The United Nations is planning a donor’s meeting Friday to rush aid to flood-hit North Korea. The first item on their agenda, as I suggested in the post below, ought to be a demand that North Korea’s Kim Jong Il lead the way by sharing his hoard of ready cash with the flood victims. After all, the U.S. recently arranged the transfer of $25 million in hard currency to Kim, thawed out at Banco Delta Asia with the U.S. State Department and Treasury telling us it would go for humanitarian uses. What better than to help North Koreans recover from floods which according to Kim’s own state media are the emergency of the hour?
Let’s break that down a bit further. Based on North Korean numbers, the UN is telling us there are some 300,000 flood victims, and some 58,000 houses destroyed. If Kim were to hand out his $25 million in hard currency for the clearly humanitarian purpose of helping these people, that alone would come to about $83 per person, or more than $430 per household.
That would be a small fortune for most North Koreans, especially if given in hard cash. And if Kim is asking for help in good faith, he should have no problem giving these people access to world markets, to buy not what he thinks they need, or what UN relief agencies think they need, but what they think they need.

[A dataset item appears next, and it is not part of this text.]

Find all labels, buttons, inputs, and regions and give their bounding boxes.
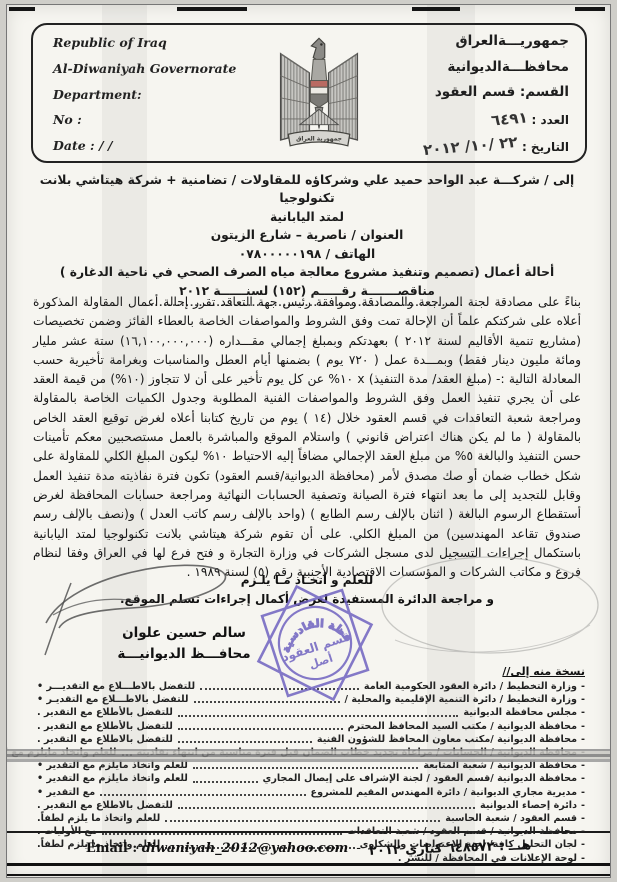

Of course, this is whistling in the wind. The UN specializes in handing out other people’s money, and Kim specializes in finding ways to divert it to his own uses. But if you want a test of the good faith involved in this latest rush to send relief to North Korea, keep an ear out for whether any official — whether from the UN, the U.S., or, say, the sanctimonious climes of Scandinavia — breathes a word about Kim’s $25 million, and why Kim ought to be first in line to help his own countrymen, not by shaking down the global aid establishment yet again, but by handing out by the fistful his hoard of ill-gotten cash.